Indian economy which now ranks as the fifth largest globally has higher growth momentum. In the global economic environment of lower growth, India is emerging as one of the fastest growing economies in the world. China’s growth rate has slumped down due to the recent covid lockdown while India’s GDP declined by 8% in 2020 under the impact of the corona virus. The economy grew by 9.2% in 2021-22. The growth will slow down to 7.5% this year; however, the biggest worry is the raging inflation. The wholesale price index has gone up by 15% over a year and retail price inflation has reached 8%. In its attempt to curb inflation, the Reserve Bank has raised the repo rate, the rate at which the banks borrow from RBI, by 90 basis points to 4.9%. A further increase of 25-35 basis points is expected next month and by year-end, and the repo rate would go up to 5.5-5.75%.
Apart from the negative impact of the oil crisis and the Russia-Ukraine war, the growth momentum of the economy remains intact. Normal monsoons keep the agro and agro-based sectors buoyant. Covid did not have any adverse effect on food grains output which was 308 mn tonnes in 2020-21 and 310 mn tonnes in 2021-22. On the back of good rainfalls and its spread, a bumper harvest of 328 mn tonnes is expected this year. On the industrial front, the growth rate has risen to 7%. India’s service sector is large and accounts for 50% of India’s GDP. It comprises trade, banking, finance, insurance, hotels, restaurants, transport, storage, communication, housing, real estate, construction, business services, and software services. This sector, which is also more employment oriented, would generate higher growth this year than the 8.2% achieved in 2020-21.

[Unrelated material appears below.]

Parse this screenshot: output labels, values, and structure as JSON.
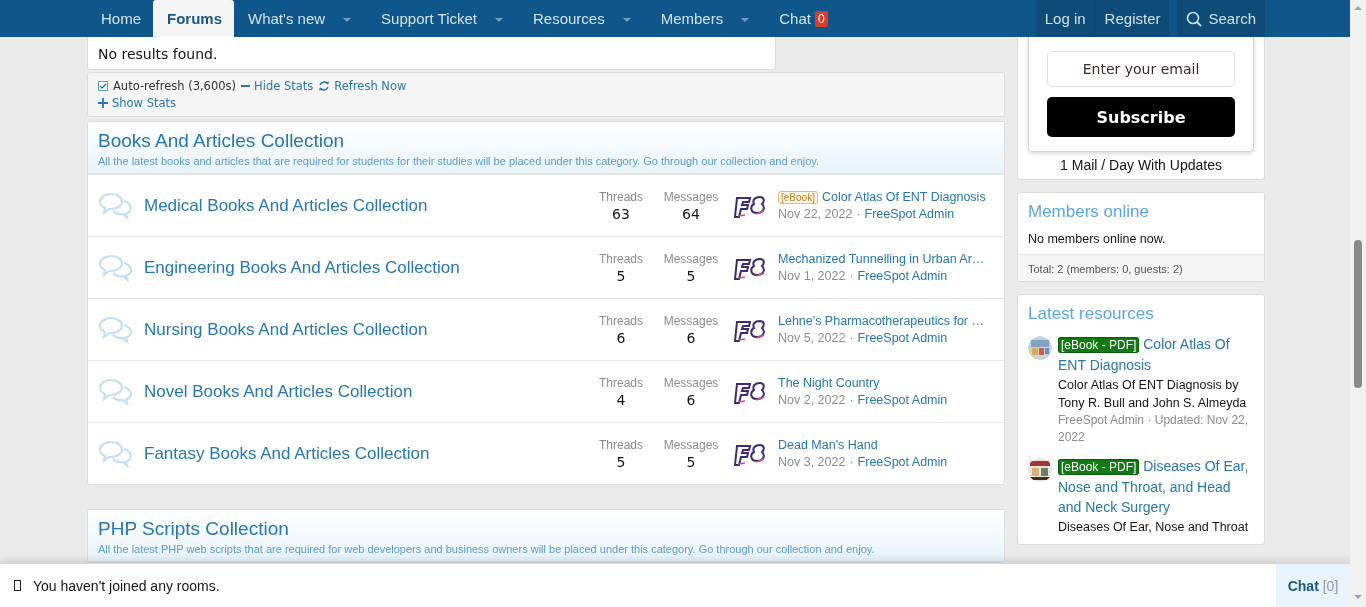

India’s exports have shown buoyancy in 2022 with both goods and services exports growing by 22-23%. However, the hefty increase in imports primarily caused by rising oil prices has impacted the trade deficit.
The rupee has declined by more than 6% in the forex market with the dollar rate going up from `74.76 a year ago to now touching a high of `80. Rising crude oil import bill and FII sale of equities of $26 billion have contributed to this fall.